Despite the good fortune of his transport to Athens with a noble family, Ion still longs to know his birth mother. The chorus commiserates with Ion and wonders whether the god has a grudge against their mistress Creusa. The chorus then turns their attention to Xuthus, cursing him in absence for bringing his illegitimate son to Athens while Creusa remains childless.
This section highlights social differences, both between Athenians and foreigners and between the noble and servile classes. Ion experiences a significant reversal of fortune when he is offered a home in Athens. Xuthus pronounces to Ion, “thou hast won / The ties of home and love, who erst had none” (570-71). Though Ion has not led an unhappy life in the sanctuary, as he later realizes, he lives there as a vagabond. Not only was Athens a distinguished place by virtue of being the chief polis (city-state) of the fifth century BCE, but it held special importance in the classical world by virtue of the myth that the Athenian people were “autochthonous” (ancient Greek for “sprung from the earth”). This moniker indicates that the Athenians, unlike other Greeks, were notionally indigenous.

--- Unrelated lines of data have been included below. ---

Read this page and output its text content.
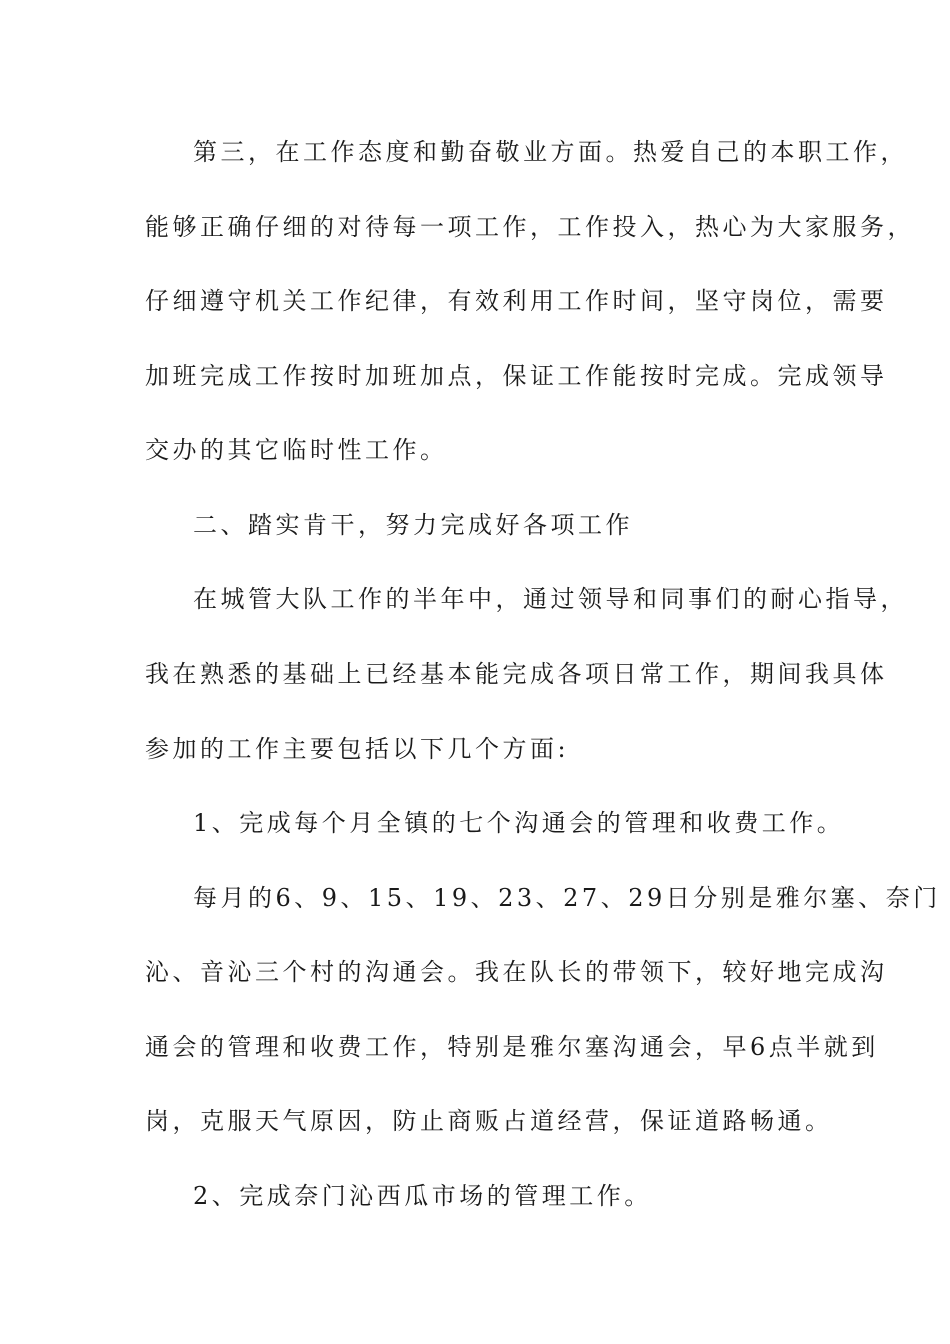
第三，在工作态度和勤奋敬业方面。热爱自己的本职工作，
能够正确仔细的对待每一项工作，工作投入，热心为大家服务，
仔细遵守机关工作纪律，有效利用工作时间，坚守岗位，需要
加班完成工作按时加班加点，保证工作能按时完成。完成领导
交办的其它临时性工作。
二、踏实肯干，努力完成好各项工作
在城管大队工作的半年中，通过领导和同事们的耐心指导，
我在熟悉的基础上已经基本能完成各项日常工作，期间我具体
参加的工作主要包括以下几个方面:
1、完成每个月全镇的七个沟通会的管理和收费工作。
每月的6、9、15、19、23、27、29日分别是雅尔塞、奈门
沁、音沁三个村的沟通会。我在队长的带领下，较好地完成沟
通会的管理和收费工作，特别是雅尔塞沟通会，早6点半就到
岗，克服天气原因，防止商贩占道经营，保证道路畅通。
2、完成奈门沁西瓜市场的管理工作。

In the ancient world, people frequently moved around the Mediterranean (especially during the period of Greek colonization that preceded the classical period). Legend holds that the Athenians were exceptional in that they were not colonizers from elsewhere. Greek mythology holds that when the goddess Athena wiped semen from the netherworld god Hephaestus after she rebuffed his advances, the god’s semen impregnated earth, Gaia, in the location of modern-day Athens, and Erichthonius was literally born from the earth (Erichthonius being an early king of Athens).
This distinction to which ancient Athenians lay claim in the classical period (roughly 500-336 BCE) took on a special importance during the Peloponnesian War (431-404 BCE), which Athens waged against the Delian League, led by the Spartans. Euripides’s play was produced during this costly war that pitted Greek against Greek, and so lines such as “Most would I pray it were a woman born / In Athens were my mother” (669-70) held special resonance for contemporary Athenians. The chorus, in allegiance to Creusa, rejects Ion, declaring, “Let not that alien youth to my / Belovèd City” (716-17). Their lines, here and elsewhere, establish foreign people as inimical to Athens. Even Xuthus, himself native to the Peloponnese (the region with whom Athens was at war), was considered a foreigner; he was given to Creusa for his gallantry on behalf of the Athenians in a previous war against Eubeoa. Ion reminds Xuthus of this when he expresses his own misgivings about leaving Delphi for Athens:
Athens! A folk born of the soil, not brought
From other lands at all, so I am taught,
Has made that city. Think; should I not bear
A twofold stain, to come intruding there,
My father alien and myself base-born?
How should I bear that twofold weight of scorn? (Lines 590-95).
Finally, this enhances the dramatic irony established in the prologue, as Ion’s deep-seated wish is to meet his birth mother, Creusa, who is of noble Athenian blood.